What's it like to experience pregnancy as a trans man? Dr Sally Hines has been interviewed about her ESRC project by US Mel Magazine
Associate Professor Sally Hines has been interviewed by US magazine Mel Magazine about her ESRC project ‘An International Exploration of Trans Male Practices of Reproduction’.
Sally discusses the challenges trans men face when becoming pregnant. She and four co-investigators are conducting interviews internationally - in the UK, Poland, Italy, the US and Australia - with men who have conceived after transitioning, and with young men about their attitudes and desires for pregnancy in the future.
“This is the first study to address the social and health-care implications of the reproductive practices of people who become pregnant and/or give birth after transitioning from female-to-male. The overall aim of the project is to gain an in-depth understanding of the growing number of men who may seek to, or become, pregnant and give birth after gender transition. Specifically, we’re interested in the practices (how pregnancy “happens" - i.e., reproductive technologies and family networks); experiences (how pregnancy is “felt” - i.e., in relation to identity, the body or wider society); and health-care needs (what pregnant men need from health care providers - i.e., professional training and awareness).”
Sally goes on to discuss the study and how they decided on the seven cities selected for the research.
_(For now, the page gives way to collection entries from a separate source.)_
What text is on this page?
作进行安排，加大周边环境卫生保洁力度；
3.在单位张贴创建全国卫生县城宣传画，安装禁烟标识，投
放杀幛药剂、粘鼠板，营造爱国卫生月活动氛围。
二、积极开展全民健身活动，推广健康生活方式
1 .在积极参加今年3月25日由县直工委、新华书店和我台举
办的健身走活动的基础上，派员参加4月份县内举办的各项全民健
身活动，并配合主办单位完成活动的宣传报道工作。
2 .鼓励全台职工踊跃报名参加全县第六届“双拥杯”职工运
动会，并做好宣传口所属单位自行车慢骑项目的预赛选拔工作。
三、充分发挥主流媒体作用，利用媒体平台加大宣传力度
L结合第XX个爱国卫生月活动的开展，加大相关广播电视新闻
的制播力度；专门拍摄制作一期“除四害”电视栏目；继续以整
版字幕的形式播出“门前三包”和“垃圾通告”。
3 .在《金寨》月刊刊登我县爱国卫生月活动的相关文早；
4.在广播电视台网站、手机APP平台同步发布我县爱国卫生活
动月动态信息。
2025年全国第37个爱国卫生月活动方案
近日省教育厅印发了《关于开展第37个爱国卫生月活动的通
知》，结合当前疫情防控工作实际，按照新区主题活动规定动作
With all the chosen locations having varying attitudes and legal differences in how trans people are treated, the study allows for an international comparison of the social, physical and legal challenges trans men face in their decisions to parent.
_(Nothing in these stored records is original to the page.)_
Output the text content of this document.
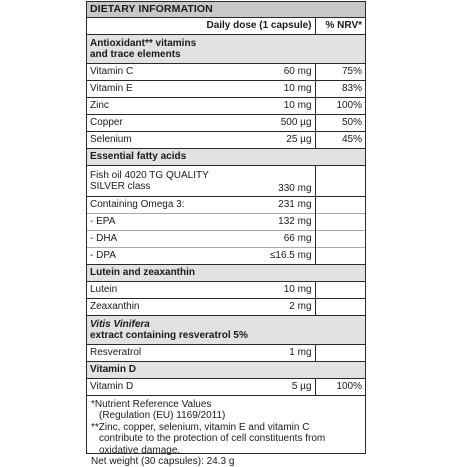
DIETARY INFORMATION
Daily dose (1 capsule)		% NRV*

Antioxidant** vitamins
and trace elements		

Vitamin C	60 mg	75%
Vitamin E	10 mg	83%
Zinc	10 mg	100%
Copper	500 µg	50%
Selenium	25 µg	45%
Essential fatty acids		

Fish oil 4020 TG QUALITY
SILVER class	330 mg	
Containing Omega 3:	231 mg	
- EPA	132 mg	
- DHA	66 mg	
- DPA	≤16.5 mg	
Lutein and zeaxanthin		
Lutein	10 mg	
Zeaxanthin	2 mg	

Vitis Vinifera
extract containing resveratrol 5%		

Resveratrol	1 mg	
Vitamin D		
Vitamin D	5 µg	100%
*Nutrient Reference Values
(Regulation (EU) 1169/2011)
**Zinc, copper, selenium, vitamin E and vitamin C
contribute to the protection of cell constituents from
oxidative damage.
Net weight (30 capsules): 24.3 g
The dialogue then turns to the difficulties trans people face because of a lack of knowledge amongst medical practitioners:
“This is why we believe the project is so important…we need to ask men about their experiences of health and reproductive care in order to see what the most significant issues are in terms of developing training and awareness programmes for medical practitioners and best practice guidelines. Medically, this is an uncharted field and so practice is inadequate.”